The really successful works are so because of their unrelenting theatricality and spatial resolution. They are simple and immediate as composed images. Not too complicated. And rich in interpretative possibilities.
The other paintings tend to get spoiled by two main sorts of problem. One is that often the women seem stiff and robotlike, as if they secretly suffer from ghastly spinal ailments. They are more like plastic dolls than human.
The other is that often Pick’s forms aren’t anchored convincingly in the illusory space. They hover above the ground instead of standing or sitting on it. I think she knows this and tries to joke about it. Hence the pot plant on stilts in Good Morning, Morning.
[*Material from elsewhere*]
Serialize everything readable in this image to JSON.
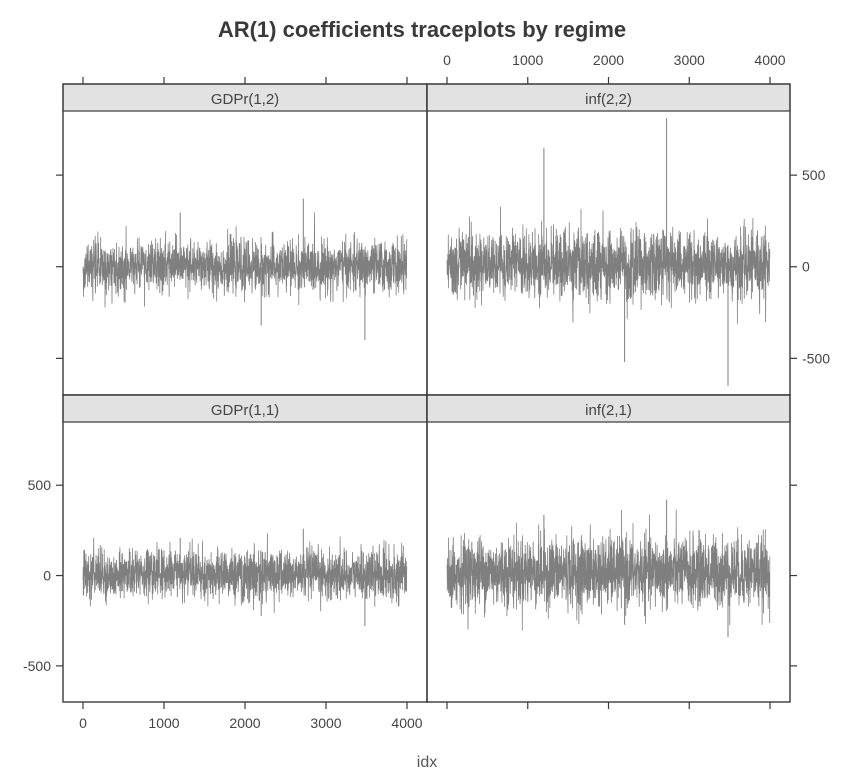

Fall and Trip Hazards seems to be about sexual anticipation, but with an odd,ungainly composition that is making a joke about Balthus. The windows have a compelling rhythm while the precariously balanced reclining figure leaning back has a lip that looks like a tongue. It is pointedly the same height as the standing woman’s genitals. And the plastic tape covering the window crack looks like an erect phallus.
You think I am being a grub? Well Pick paintings are often sexual. She constructs images knowingly. These aren’t accidents. A viewer with a filthy mind is her perfect viewer.
The other paintings have young women suffering from frozen posture. They are sickeningly demure, and the paintings would be better without them, especially Love Like Yours where the trees on the skyline behind the rocks are fantastically inventive. She seems to have more facility with paint when creating night-time scenes. Apart from the brilliant Five Miles of You, in this show nocturnal imagery is what seems to suit her best.